Scientific classification
- Kingdom: Plantae
- Clade: Tracheophytes
- Clade: Angiosperms
- Clade: Eudicots
- Clade: Rosids
- Order: Fabales
- Family: Fabaceae
- Subfamily: Caesalpinioideae
- Clade: Mimosoid clade
- Genus: Acacia
- Species: A. castanostegia
- Binomial name: Acacia castanostegia Maslin
- Synonyms: Acacia aff. pachypoda [P43] (K.R.Newbey 5820); Racosperma castanostegium (Maslin) Pedley;

= Acacia castanostegia =

- Genus: Acacia
- Species: castanostegia
- Authority: Maslin
- Synonyms: Acacia aff. pachypoda [P43] (K.R.Newbey 5820), Racosperma castanostegium (Maslin) Pedley

Species of legume

Acacia castanostegia is a species of flowering plant in the family Fabaceae and is endemic to an area in the southwest of Western Australia.
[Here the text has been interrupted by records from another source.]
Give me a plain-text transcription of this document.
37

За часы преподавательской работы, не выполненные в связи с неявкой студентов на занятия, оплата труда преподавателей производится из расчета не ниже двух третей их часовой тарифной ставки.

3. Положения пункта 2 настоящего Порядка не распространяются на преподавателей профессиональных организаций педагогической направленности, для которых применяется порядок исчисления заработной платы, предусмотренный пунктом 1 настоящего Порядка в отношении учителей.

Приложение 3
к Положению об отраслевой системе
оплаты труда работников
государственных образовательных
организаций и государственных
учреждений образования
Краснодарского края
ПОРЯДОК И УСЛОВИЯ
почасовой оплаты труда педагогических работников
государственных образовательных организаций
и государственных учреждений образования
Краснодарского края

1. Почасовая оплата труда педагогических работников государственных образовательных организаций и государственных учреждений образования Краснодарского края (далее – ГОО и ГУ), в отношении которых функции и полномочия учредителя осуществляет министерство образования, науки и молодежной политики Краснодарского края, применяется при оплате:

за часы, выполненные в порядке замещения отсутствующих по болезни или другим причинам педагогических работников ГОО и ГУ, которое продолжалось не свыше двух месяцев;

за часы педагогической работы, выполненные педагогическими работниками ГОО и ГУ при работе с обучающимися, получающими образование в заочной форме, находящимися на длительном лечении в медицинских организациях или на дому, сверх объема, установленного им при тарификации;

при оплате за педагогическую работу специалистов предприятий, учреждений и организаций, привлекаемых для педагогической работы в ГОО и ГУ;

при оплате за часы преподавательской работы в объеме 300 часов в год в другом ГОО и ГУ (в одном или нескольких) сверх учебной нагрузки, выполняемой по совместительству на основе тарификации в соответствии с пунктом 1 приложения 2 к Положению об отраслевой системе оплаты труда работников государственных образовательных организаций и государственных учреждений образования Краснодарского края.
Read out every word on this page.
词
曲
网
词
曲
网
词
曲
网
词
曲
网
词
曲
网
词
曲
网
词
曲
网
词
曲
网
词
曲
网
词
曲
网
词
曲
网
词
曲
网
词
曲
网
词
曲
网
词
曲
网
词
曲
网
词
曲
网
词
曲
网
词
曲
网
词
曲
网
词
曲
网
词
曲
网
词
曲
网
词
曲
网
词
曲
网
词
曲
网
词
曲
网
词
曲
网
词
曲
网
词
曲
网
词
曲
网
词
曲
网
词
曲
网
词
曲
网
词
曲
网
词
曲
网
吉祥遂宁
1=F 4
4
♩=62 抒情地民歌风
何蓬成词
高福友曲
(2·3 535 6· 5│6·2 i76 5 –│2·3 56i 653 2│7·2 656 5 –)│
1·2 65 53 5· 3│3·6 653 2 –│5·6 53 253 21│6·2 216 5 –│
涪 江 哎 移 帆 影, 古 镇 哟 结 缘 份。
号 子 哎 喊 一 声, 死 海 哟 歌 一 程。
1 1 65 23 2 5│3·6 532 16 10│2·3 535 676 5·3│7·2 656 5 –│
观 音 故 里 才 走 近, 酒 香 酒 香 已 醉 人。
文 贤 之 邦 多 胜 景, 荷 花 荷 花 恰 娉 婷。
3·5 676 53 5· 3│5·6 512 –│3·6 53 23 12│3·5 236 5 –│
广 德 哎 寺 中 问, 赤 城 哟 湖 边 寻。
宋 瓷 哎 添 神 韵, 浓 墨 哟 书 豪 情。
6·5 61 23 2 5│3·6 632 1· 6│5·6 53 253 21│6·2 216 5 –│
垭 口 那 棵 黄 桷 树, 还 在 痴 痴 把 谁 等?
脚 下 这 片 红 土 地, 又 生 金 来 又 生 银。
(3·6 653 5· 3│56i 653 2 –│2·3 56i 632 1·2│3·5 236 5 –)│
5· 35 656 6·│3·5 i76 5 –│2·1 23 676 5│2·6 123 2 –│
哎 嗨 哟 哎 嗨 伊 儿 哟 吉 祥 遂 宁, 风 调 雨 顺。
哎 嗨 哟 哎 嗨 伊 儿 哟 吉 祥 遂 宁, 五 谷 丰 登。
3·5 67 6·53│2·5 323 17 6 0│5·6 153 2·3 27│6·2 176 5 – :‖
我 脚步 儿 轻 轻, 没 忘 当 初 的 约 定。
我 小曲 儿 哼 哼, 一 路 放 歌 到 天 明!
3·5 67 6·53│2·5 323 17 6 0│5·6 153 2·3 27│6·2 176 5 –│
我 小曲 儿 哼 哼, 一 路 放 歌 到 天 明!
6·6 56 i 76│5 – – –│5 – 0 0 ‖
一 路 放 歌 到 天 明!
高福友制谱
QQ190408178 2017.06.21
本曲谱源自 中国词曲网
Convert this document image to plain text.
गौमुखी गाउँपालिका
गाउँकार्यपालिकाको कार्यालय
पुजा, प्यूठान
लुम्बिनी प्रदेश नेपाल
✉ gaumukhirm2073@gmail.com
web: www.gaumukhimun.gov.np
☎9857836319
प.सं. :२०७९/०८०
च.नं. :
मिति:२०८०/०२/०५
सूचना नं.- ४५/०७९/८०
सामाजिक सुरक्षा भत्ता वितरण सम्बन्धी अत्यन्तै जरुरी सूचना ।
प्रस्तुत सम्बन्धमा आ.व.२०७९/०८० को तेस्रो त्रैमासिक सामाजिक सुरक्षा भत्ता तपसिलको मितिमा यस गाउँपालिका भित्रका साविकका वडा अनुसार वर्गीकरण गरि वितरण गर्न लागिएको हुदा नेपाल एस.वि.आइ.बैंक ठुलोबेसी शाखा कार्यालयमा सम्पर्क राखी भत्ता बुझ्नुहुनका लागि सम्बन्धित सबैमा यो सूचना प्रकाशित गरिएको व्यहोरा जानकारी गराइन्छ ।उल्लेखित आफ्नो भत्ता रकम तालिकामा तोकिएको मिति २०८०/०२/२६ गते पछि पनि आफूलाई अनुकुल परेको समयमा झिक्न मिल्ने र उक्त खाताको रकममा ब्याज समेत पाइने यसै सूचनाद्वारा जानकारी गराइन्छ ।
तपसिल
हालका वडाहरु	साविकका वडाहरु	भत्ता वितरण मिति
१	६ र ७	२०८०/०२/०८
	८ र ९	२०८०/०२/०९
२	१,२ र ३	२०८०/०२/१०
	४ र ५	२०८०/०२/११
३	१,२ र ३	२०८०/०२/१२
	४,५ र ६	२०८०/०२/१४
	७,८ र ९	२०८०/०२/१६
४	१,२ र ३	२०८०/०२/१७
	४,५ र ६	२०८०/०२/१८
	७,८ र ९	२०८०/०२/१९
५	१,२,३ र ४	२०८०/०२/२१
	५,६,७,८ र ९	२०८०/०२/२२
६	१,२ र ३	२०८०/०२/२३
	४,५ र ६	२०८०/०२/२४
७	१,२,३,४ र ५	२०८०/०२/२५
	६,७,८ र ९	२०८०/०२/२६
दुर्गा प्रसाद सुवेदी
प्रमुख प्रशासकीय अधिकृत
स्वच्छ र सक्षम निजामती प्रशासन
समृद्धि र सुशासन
It is a dense, rounded, glabrous and prickly shrub with many branches, linear phyllodes, spherical heads of cream-coloured flowers, and linear to flattened, thinly leathery to thinly crust-like pods.

==Description==
Acacia castanostegia is a dense, spreading, glabrous and prickly shrub that typically grows up to 50 cm high, 60 cm wide, has many branches and light grey bark. The branchlets are terete and have yellow ribs alternating with brown to light green and covered with a white loose surface. The phyllodes are linear, 11–29 mm long, 1.0–1.5 mm wide, straight or sometimes curved, rigid and sharply pointed. The flowers are arranged in a spherical head in axils, on a peduncle 3–4.5 mm long. There are conspicuous, overlapping brown bracts at the base of the heads. Each head has 6 to 8 cream-coloured flowers. Flowering occurs from June to October, and the pods are linear, round to flattened in cross section, thinly leathery to thinly crusty, dark grey-brown 30–80 mm long and 3.0–3.5 mm wide with oblong, dark brown seeds 3.0–3.5 mm wide with a creamy white, club-shaped aril.

This wattle species is closely related to Acacia pachypoda.

==Taxonomy==
Acacia castanostegia was first formally described in 1999 by Bruce Maslin in the journal Nuytsia from specimens collected 18 km north of Mount Holland and 92 km south-south-east of Southern Cross by Ken Newbey in 1979. The specific epithet (castanostegia) means 'a chestnut brown shelter or cover', referring to the conspicuous brown bracts that enclose the young heads of flowers.

==Distribution and habitat==
This species of wattle grows in sand and gravelly soils in woodland, open scrub and heath in scattered locations in the Coolgardie and Mallee bioregions of south-western Western Australia.

==Conservation status==
Acacia castanostegia is listed as "not threatened" by the Government of Western Australia Department of Biodiversity, Conservation and Attractions.